BASAL-BOLUS INSULIN REGIMENS
In the advanced stages of type 2 diabetes, as insulin deficiency worsens, patients need to start giving themselves injections of a rapid-acting insulin—regular, lispro, aspart, or glulisine (Apidra) before meals, in addition to once- or twice-daily basal insulin injections. Such a “basal-bolus” regimen could also be used for newly diagnosed patients presenting with severe hyperglycemia. In addition, some patients on basal insulin plus oral hypoglycemic drugs may develop contraindications to their oral drugs. Adding bolus insulin becomes the main option for these patients too.
For others, a basal-bolus regimen might be chosen purely because of cost. For example, a regimen of NPH and regular insulin (multiple daily injections or premixed) would be significantly less expensive than multiple oral hypoglycemic agents.
Currently, only a few classes of oral hypoglycemic drugs are available in generic formulations. For example, generic glimeperide and metformin cost as little as $4 to $12 per month, while the costs of brand-name oral hypoglycemic agents are in the range of $170 to $200 per month. In contrast, premixed NPH plus regular insulin such as Novolin 70/30 and Humulin 70/30 cost between $22 and $70 per vial.
A basal-bolus regimen should provide 50% of the total daily insulin in the form of basal insulin. A regimen of 50% basal and 50% bolus seemed to provide better glycemic control than a regimen of 35% basal and 65% bolus in several studies.27,28
In patients already taking a single daily dose of basal insulin along with oral hypoglycemic agents, the dosage of basal insulin is usually raised gradually until adequate glycemic control is achieved. A main question is when to add prandial insulin. There is no clear cutoff for a basal insulin dosage at which prandial insulin should be added.

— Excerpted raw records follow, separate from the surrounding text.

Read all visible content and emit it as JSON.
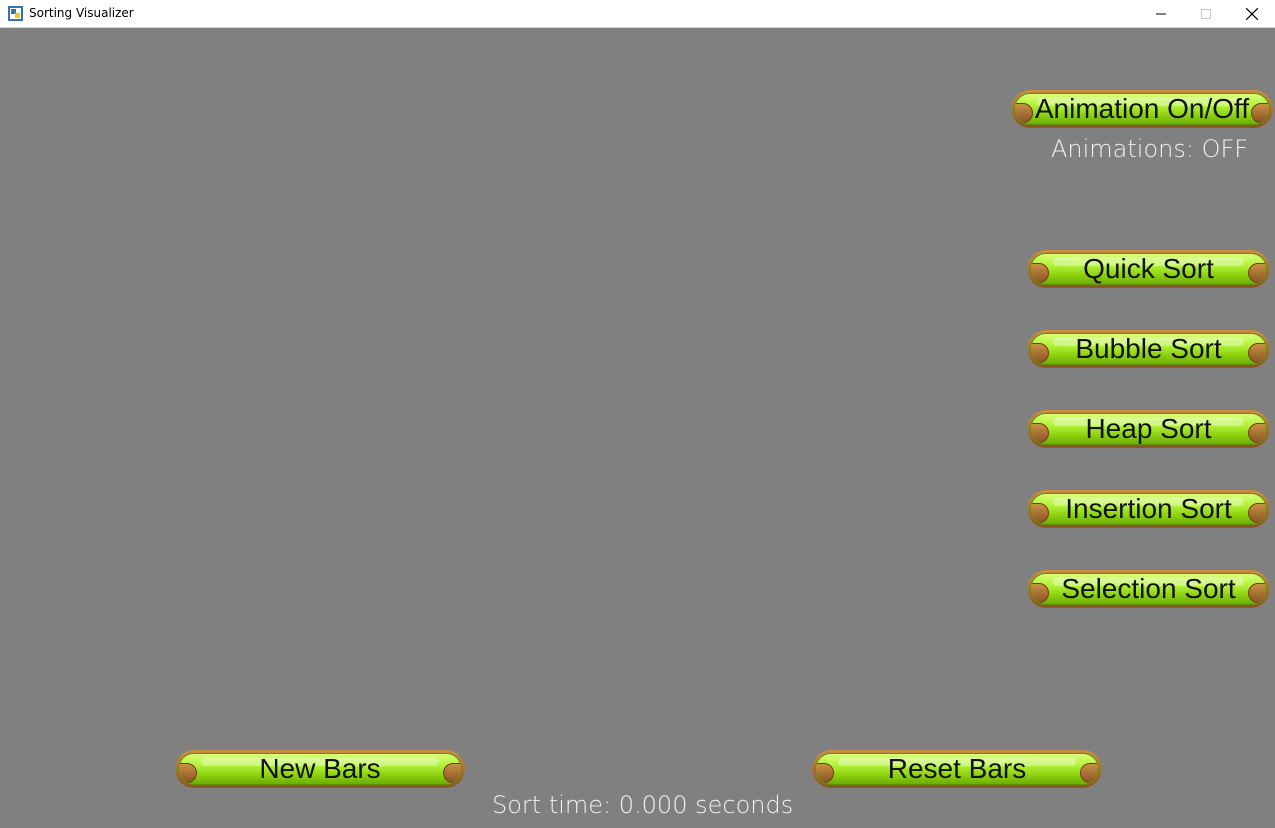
{
  "window": {
    "title": "Sorting Visualizer",
    "controls": {
      "minimize": "minimize-icon",
      "maximize": "maximize-icon",
      "close": "close-icon"
    }
  },
  "panel": {
    "animation_button": "Animation On/Off",
    "animation_status": "Animations: OFF",
    "sort_buttons": [
      "Quick Sort",
      "Bubble Sort",
      "Heap Sort",
      "Insertion Sort",
      "Selection Sort"
    ]
  },
  "bottom": {
    "new_bars": "New Bars",
    "reset_bars": "Reset Bars",
    "sort_time": "Sort time: 0.000 seconds"
  },
  "colors": {
    "background": "#808080",
    "button_green": "#a5e82a",
    "button_wood": "#a8682e",
    "text_light": "#f2f2f2"
  }
}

In the Treat-to-Target Trial,29 almost 60% of patients achieved a hemoglobin A1c level of 7% or less with the addition of either glargine or NPH insulin (basal insulin only) to oral hypoglycemic agents during 24 weeks of follow-up. As expected, glargine caused less nocturnal hypoglycemia. Fewer than half the patients who achieved a hemoglobin A1c level less than 7% had no documented nocturnal hypoglycemia (33% of glargine-treated patients and 27% of NPH-treated patients).
Type 2 diabetes is progressive1; over time, patients treated with once-daily basal insulin often require multiple daily injections.
Adding prandial to basal insulin clearly results in better glycemic control and less glucose variability.19,20,22,30–33 Two major factors in deciding to start prandial insulin are the degree of hyperglycemia and the patient’s acceptance of multiple daily injections. The higher the blood glucose levels, the sooner prandial insulin should be added, especially if hyperglycemia is influencing the prognosis of a coexisting condition or a diabetic complication (eg, an infected foot ulcer).
Adding prandial insulin should be also considered if the dosage of basal insulin has progressively been increased and the hemoglobin A1c level is not improving, especially if a patient has both inadequate glycemic control and frequent hypoglycemia, or if the morning glucose level is within the desired range (indicating there is no room for a further increase in the basal insulin dose) in association with inadequate control of hemoglobin A1c.